I do have a family member, bi polar, who has had her psychotic experiences, so we seem to have more experience in this area than I realized.
she has had the courts declare her as ‘mentally incompetent’, and has a guardian and a payee who pays all of her bills for her. she does live on her own in a mobile home, drives her own car.
but, she has no idea how to pay her own bills, and she’ll tell you she’s ‘mentally incompetent’
this requires a court order, I looked up how to do it. if you want to go that route with your family member, then get a lawyer. and no, the person doesn’t have to live with you or in a shelter, she has her own place. it’s not beautiful by any stretch, but its hers, she likes it, and she can have pets. that’s why she choses the trailer option.
people try to give her money, but she’s very careful about that because she doesn’t want to lose her social security benefits.

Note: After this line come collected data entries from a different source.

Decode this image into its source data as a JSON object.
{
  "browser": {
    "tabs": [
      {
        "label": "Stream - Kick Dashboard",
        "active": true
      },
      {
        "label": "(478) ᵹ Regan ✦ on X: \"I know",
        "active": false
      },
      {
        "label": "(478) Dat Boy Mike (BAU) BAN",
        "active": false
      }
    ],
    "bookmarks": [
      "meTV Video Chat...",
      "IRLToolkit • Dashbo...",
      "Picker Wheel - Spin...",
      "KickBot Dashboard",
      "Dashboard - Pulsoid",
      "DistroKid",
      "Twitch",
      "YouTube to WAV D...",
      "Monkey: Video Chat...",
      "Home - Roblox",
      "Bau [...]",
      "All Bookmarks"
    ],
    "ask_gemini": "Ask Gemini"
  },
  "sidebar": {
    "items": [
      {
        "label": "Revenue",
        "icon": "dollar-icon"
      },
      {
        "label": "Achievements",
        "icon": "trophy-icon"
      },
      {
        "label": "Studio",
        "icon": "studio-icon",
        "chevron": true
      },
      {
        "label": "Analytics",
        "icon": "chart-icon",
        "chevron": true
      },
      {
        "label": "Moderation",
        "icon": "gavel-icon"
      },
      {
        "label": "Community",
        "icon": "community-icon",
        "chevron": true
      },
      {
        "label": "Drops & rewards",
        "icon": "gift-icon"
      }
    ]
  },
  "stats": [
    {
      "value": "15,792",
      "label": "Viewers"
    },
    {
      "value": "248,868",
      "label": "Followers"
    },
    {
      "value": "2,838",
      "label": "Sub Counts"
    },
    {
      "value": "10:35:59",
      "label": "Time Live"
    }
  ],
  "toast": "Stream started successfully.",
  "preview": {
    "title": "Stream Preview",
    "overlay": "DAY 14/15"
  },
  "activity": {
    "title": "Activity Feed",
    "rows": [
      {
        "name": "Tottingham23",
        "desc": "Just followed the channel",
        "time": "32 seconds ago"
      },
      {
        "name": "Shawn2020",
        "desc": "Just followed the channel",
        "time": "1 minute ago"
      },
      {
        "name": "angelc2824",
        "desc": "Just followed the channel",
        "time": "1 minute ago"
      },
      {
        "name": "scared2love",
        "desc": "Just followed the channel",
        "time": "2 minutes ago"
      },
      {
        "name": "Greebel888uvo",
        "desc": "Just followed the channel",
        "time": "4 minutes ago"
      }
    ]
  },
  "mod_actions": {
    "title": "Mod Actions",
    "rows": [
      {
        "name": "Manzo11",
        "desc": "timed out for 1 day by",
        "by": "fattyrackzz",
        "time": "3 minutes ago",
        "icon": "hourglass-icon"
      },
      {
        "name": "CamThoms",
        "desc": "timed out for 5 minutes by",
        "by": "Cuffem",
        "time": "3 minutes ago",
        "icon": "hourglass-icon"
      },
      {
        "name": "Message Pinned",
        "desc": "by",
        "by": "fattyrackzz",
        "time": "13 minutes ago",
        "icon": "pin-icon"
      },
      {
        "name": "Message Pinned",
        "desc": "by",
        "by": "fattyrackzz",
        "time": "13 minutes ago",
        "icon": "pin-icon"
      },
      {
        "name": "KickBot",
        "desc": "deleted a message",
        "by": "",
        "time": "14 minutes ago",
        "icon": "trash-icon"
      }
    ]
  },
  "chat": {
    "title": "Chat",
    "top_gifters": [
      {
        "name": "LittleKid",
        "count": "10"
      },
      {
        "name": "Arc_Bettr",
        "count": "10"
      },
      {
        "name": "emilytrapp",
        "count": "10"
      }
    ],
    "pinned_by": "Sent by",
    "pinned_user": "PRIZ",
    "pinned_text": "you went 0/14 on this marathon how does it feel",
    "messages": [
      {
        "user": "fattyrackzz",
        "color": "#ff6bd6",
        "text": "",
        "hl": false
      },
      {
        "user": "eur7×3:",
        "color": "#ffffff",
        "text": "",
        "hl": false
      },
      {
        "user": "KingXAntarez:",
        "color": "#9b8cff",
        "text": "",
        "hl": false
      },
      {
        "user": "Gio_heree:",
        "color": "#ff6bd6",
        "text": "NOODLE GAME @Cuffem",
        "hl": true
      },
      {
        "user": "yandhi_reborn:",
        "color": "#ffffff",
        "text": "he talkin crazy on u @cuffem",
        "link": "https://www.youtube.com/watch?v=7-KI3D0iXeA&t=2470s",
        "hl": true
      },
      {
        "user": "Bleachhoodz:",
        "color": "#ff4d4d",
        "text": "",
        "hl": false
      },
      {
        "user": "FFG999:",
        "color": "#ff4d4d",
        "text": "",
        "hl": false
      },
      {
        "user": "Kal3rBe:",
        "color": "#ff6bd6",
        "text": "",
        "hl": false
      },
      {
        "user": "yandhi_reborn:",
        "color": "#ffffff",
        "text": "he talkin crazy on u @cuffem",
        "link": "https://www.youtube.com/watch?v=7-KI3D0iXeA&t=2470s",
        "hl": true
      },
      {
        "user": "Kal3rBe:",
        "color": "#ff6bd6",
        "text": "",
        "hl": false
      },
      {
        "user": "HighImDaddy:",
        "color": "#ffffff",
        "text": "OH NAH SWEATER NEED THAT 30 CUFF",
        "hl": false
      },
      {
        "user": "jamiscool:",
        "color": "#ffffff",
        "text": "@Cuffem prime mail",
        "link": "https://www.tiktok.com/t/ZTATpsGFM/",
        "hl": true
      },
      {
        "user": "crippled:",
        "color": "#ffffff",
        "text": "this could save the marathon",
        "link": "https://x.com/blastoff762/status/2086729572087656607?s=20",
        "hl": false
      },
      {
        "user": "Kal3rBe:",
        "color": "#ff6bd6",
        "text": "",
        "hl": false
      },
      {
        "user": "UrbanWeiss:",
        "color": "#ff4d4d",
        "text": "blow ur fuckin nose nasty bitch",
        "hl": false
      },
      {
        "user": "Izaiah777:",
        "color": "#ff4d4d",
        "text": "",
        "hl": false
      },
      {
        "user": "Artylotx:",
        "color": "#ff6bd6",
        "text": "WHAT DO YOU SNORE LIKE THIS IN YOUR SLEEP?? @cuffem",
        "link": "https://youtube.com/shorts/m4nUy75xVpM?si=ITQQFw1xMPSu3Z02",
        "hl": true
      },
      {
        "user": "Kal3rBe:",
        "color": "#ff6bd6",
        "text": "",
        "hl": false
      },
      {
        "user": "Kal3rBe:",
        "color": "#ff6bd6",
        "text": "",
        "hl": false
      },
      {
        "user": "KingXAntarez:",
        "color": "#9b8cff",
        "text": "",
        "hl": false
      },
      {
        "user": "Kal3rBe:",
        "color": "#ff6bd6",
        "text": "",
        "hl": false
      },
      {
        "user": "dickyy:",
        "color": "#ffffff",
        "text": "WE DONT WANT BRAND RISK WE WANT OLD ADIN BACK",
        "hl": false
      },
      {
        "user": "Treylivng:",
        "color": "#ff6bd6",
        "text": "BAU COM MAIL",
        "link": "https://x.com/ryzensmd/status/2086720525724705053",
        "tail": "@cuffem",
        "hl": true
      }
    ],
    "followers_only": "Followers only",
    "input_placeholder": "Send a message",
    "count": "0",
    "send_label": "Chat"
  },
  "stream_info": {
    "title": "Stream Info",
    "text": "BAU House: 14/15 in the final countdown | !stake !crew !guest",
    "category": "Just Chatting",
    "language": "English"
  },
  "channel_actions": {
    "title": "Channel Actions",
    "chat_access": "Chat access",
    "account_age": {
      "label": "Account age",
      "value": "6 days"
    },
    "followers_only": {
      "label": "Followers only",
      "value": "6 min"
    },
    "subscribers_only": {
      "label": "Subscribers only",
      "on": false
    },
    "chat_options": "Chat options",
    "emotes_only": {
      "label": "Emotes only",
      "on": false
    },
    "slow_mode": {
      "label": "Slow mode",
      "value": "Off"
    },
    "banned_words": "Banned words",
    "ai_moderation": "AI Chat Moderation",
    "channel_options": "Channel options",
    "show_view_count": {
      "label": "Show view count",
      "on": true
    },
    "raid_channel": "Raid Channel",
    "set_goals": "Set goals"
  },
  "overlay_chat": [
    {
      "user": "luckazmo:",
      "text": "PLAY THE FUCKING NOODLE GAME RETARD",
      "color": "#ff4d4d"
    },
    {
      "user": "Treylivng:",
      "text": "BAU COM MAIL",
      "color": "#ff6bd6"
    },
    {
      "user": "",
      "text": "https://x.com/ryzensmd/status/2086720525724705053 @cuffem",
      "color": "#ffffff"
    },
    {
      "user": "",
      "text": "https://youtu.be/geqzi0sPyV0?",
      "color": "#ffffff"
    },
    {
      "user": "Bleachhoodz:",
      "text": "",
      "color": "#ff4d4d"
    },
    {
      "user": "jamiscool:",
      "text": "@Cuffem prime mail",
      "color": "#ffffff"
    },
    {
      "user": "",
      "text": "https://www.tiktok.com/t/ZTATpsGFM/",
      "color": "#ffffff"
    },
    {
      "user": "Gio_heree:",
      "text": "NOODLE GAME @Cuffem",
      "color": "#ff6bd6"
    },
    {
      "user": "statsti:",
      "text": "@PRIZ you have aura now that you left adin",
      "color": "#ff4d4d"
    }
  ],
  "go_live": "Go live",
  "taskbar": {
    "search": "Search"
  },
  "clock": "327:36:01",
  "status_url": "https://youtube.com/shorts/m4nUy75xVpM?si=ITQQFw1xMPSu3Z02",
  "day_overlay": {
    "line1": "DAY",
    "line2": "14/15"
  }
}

recently, we looked into setting up a ‘disabled trust’ this is where there’s a trust account where she can have access to the funds, through an attorney that gets paid $10 a month to manage the trust. here’s an article on what a disabled trust is and why you’d have one
I’ve looked into this as well, like if I were to become sick again, I can hire an agency to pay my bills for me until I get back on my feet again. I would prefer to do that than appoint a guardian, like I said, how the hell do I get rid of the guardian? that would be tough, plus, I have money and I don’t want somebody spending it, (like my kids, I would not trust them to be my guardian…)
the way it worked for my father, was he had a power of attorney form, and on that form it says that if a physician declared my father to be ‘mentally incompetent’ then I could make decisions regarding his care. this became important near his death, when he had dementia and wouldn’t leave the assisted living facility. otherwise, my father called the shots all the way up to about 30 days prior to his death.
how guardianship and conservatorship works in my state
as for this cousin of mine, she was Baker Act’d in Florida, hospitalized for psychosis, returned to Iowa and now lives in Iowa on disability and medicaid, receives medicare, you receive medicare after 2 years of disability. she chose her guardian to be a lifelong childhood friend, and the 2 get along wonderfully, the family stays out of it. she lives on her own. I think we’re all happier with this arrangement (the family) and we help out with what we’re able to help with. if we aren’t able to help, we openly say “i’m sorry, I cannot help you with that, but I can help you with this…” and that one sentence takes care of alot of arguing and hurt, etc
this cousin with bi polar disorder has been hospitalized 9 times, and was arrested and Baker Act’d in Florida, but that was 17 years ago.
dang, this is a brain dump of everything I know regarding this topic
I would like to return to work, I recently was given disability from social security. If I return to work, I’ve read I can work 9 months out of 60 without losing my disability insurance. there’s also a cap on my earnings of about $1000 a month (if I remain on disability and get a part time job) or I believe it’s $700 a month if I go back to work (the 9 months out of 60). I am going to check on this before returning to work, I’d like to go back to work.
I have an MBA and 20 years of experience in executive management, software engineering, management projects. I feel like Elyn Saks, I udnerstand nobody trusts you or once your nuts youre always nuts with this Sz label, pisses me off how this diagnosis works. I have to go to meet my doctor once per month so she can look at me and see if I’m psychotic or not. I guess that’s good, but I find it annoying.
what is a representative payee? it’s different than a guardian or a conservator. A payee is a title given to someone at the social security office:
A representative payee is an individual or organization appointed by SSA
to receive Social Security and/or SSI benefits for someone who cannot
manage or direct someone else to manage his or her money. The main
responsibilities of a payee are to use the benefits to pay for the
current and foreseeable needs of the beneficiary and properly save any
benefits not needed to meet current needs. A payee must also keep
records of expenses. When SSA requests a report, a payee must provide
an accounting to SSA of how benefits were used or saved.